Adding to “Male nor female, slave nor free…”

You know the verse.  In Christ there is neither Jew nor Greek, slave nor free, male nor female…  The ground is level at the foot of the cross.  But when it comes to serving God, sometimes I wish the verse also said, “…neither young nor old, academic nor uneducated, rich nor poor.”  The call to active service in ministry is open to all who have surrendered their lives to Christ, regardless of their station in life. Rick Apperson captured the heart of that this weekend at his blog, Just a Thought, with this post he titled, Age is Relative

You are never too young, too old, too uneducated, too poor, or too busy to serve the Lord!

I wasn’t much older than 20 when I was asked to be a youth pastor. I was the missions director of my church at 15. When I was 21, I traveled with an itinerant evangelist in his late 70’s. I could not keep up with his energy!

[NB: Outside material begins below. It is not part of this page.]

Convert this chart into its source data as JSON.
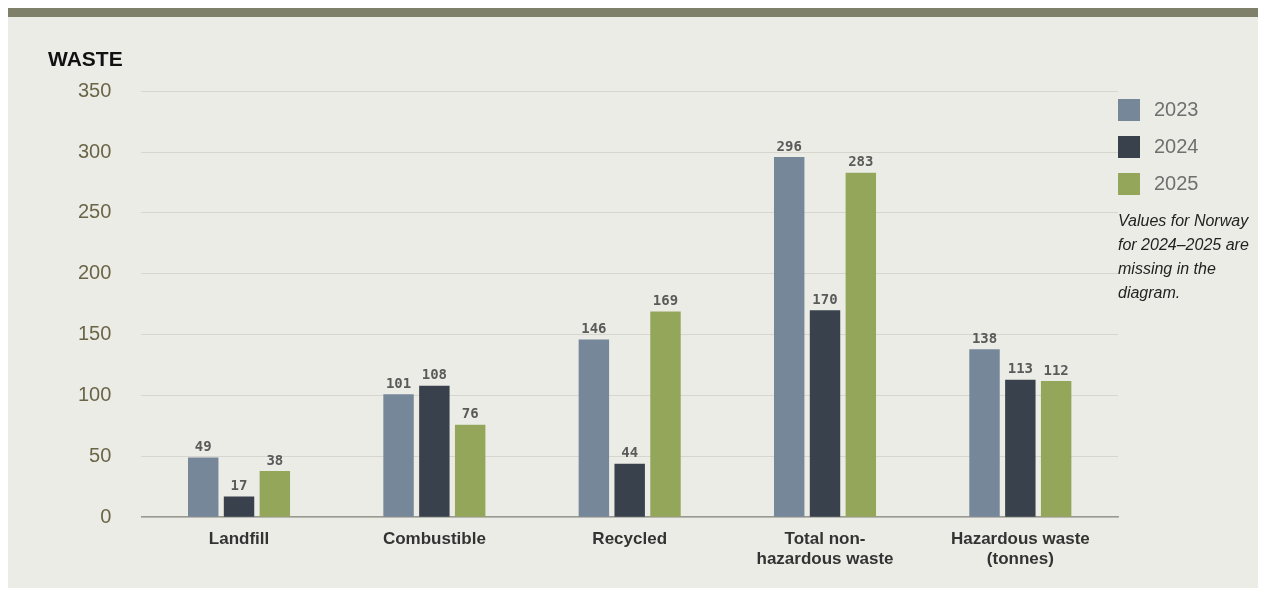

It is a sad, but true fact, that over the years, the church has relegated the young and the aged to the pews and youth groups. I have heard numerous stories of people who were told that they needed to be older in order to serve God. I have also seen the elderly members of a church ignored when it came to ministry opportunities.

“And let us not grow weary of doing good, for in due season we will reap, if we do not give up. So then, as we have opportunity, let us do good to everyone, and especially to those who are of the household of faith.” (Galatians 6:9-10)

 How can we do good? By serving others, by loving others and by sharing the truth of Jesus Christ. For that job description, age doesn’t matter.
You may be familiar with this Scripture:
“And in the last days it shall be, God declares, that I will pour out my Spirit on all flesh, and your sons and your daughters shall prophesy, and your young men shall see visions, and your old men shall dream dreams;” (Acts 2:17)

I like the following passage found in Joshua 14. Caleb is telling part of his story to Joshua and the Israelites and he says this:

And now, behold, the LORD has kept me alive, just as he said, these forty-five years since the time that the LORD spoke this word to Moses, while Israel walked in the wilderness. And now, behold, I am this day eighty-five years old. I am still as strong today as I was in the day that Moses sent me; my strength now is as my strength was then, for war and for going and coming. So now give me this hill country of which the LORD spoke on that day, for you heard on that day how the Anakim were there, with great fortified cities. It may be that the LORD will be with me, and I shall drive them out just as the LORD said.” (Joshua 14:10-12)

He was 85 years old and still ready to go for God! However, even the youth can be mightily used by God! Remember, Samuel the prophet was called by God as a youth.

The Bible talks of two kings: Joash who assumed the throne at the age of seven; and Josiah who became king at the age of eight. The Bible says that both of them obeyed the Lord. (2 Kings 12:2, 2 Kings 22:2)

Nor do you need to be educated to serve God. True Biblical education happens when you leave the Bible College, the missionary training school, etc… . It happens just like it did for the apostles…when you rub up against the world. Remember that Peter and a few of the others were just plain old, uneducated fishermen. Yet God used these uneducated men to change the world!

I am not knocking education; however, any education or lack thereof, is not an excuse to sit idly by on the sidelines and hope others will share the love of Jesus Christ. Any one at any age can and should do that. The Great Commission is for all of us!